Management Implications

Herbicide Ballistic Technology (HBT) is a novel application technique designed to deliver encapsulated herbicide projectiles with long-range accuracy and precision. We report on the performance of an HBT platform providing immediate control of miconia (Miconia calvescens DC.) satellite plants, detected while conducting helicopter surveillance calibrations in Hawaii's remote watersheds. Flight calibrations (n  =  13) generated efficiency parameters related to the functionality of the platform. Plant target density was a significant variable for determining search efficiency (min ha−1), target acquisition rate (plants hr−1) and herbicide use (g ae ha−1).
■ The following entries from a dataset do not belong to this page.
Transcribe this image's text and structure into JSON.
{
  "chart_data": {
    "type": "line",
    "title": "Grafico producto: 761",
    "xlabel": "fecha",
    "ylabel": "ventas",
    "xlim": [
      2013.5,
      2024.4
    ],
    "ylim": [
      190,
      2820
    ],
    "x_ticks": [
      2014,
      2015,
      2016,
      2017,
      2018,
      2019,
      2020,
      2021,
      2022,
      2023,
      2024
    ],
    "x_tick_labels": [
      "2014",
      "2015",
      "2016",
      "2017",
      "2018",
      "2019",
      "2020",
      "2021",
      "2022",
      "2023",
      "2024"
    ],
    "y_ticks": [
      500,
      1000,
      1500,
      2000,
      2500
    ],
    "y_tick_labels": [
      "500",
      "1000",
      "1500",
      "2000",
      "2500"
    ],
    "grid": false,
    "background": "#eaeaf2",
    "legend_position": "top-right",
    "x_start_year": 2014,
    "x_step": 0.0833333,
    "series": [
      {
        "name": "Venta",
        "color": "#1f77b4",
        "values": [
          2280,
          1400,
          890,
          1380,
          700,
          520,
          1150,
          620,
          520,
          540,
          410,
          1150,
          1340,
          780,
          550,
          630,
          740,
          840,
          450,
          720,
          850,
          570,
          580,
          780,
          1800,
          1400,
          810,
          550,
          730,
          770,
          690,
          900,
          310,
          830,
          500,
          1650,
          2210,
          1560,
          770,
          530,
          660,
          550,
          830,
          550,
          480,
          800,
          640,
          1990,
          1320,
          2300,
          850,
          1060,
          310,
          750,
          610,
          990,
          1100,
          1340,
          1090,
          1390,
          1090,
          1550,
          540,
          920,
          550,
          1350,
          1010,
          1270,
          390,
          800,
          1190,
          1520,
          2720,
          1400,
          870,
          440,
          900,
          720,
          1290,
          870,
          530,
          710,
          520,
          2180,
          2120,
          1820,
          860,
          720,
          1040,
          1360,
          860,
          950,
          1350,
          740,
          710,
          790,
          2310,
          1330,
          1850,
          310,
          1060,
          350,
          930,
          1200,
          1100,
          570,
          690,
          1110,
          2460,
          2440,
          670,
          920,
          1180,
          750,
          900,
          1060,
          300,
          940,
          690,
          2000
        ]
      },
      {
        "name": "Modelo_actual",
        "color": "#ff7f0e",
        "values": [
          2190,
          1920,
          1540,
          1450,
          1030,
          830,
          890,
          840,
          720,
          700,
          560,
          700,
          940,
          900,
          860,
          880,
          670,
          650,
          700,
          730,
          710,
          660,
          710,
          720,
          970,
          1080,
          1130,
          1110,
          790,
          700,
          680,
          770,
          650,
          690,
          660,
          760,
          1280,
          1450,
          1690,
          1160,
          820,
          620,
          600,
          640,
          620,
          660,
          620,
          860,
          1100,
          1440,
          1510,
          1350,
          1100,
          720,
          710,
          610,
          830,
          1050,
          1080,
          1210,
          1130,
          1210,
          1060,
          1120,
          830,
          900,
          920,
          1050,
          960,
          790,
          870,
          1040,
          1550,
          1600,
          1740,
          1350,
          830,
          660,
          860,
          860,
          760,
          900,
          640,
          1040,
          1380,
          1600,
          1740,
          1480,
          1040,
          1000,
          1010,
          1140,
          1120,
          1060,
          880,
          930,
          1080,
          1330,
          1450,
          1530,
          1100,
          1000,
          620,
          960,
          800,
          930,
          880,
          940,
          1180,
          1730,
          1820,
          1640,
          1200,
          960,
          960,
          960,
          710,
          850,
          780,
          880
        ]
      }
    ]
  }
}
The product of detection efficacy and treatment efficacy estimated population mortality (i.e. reduction) as another operational parameter used in simulation models to project feasibility and expected cost of different population reduction strategies based on cost optimization and risk aversion. This research is critical to our technology transfer program that includes development of the standard operating procedure for safe use of the HBT platform, which has been approved by the Pacific Cooperative Studies Unit, University of Hawaii and approval by the Hawaii Department of Agriculture for a FIFRA Section 24c Special Local Needs registration for HBT-G4U200 with Garlon® 4 Ultra (EPA SLN Reg. No. HI-120001), with miconia listed as a target species.

Article Citation 

James J. K. Leary, Jeremy Gooding, John Chapman, Adam Radford, Brooke Mahnken, and Linda J. Cox  2013 Invasive Plant Science and Management: April-June, Vol. 6, No. 2, pp. 292-303.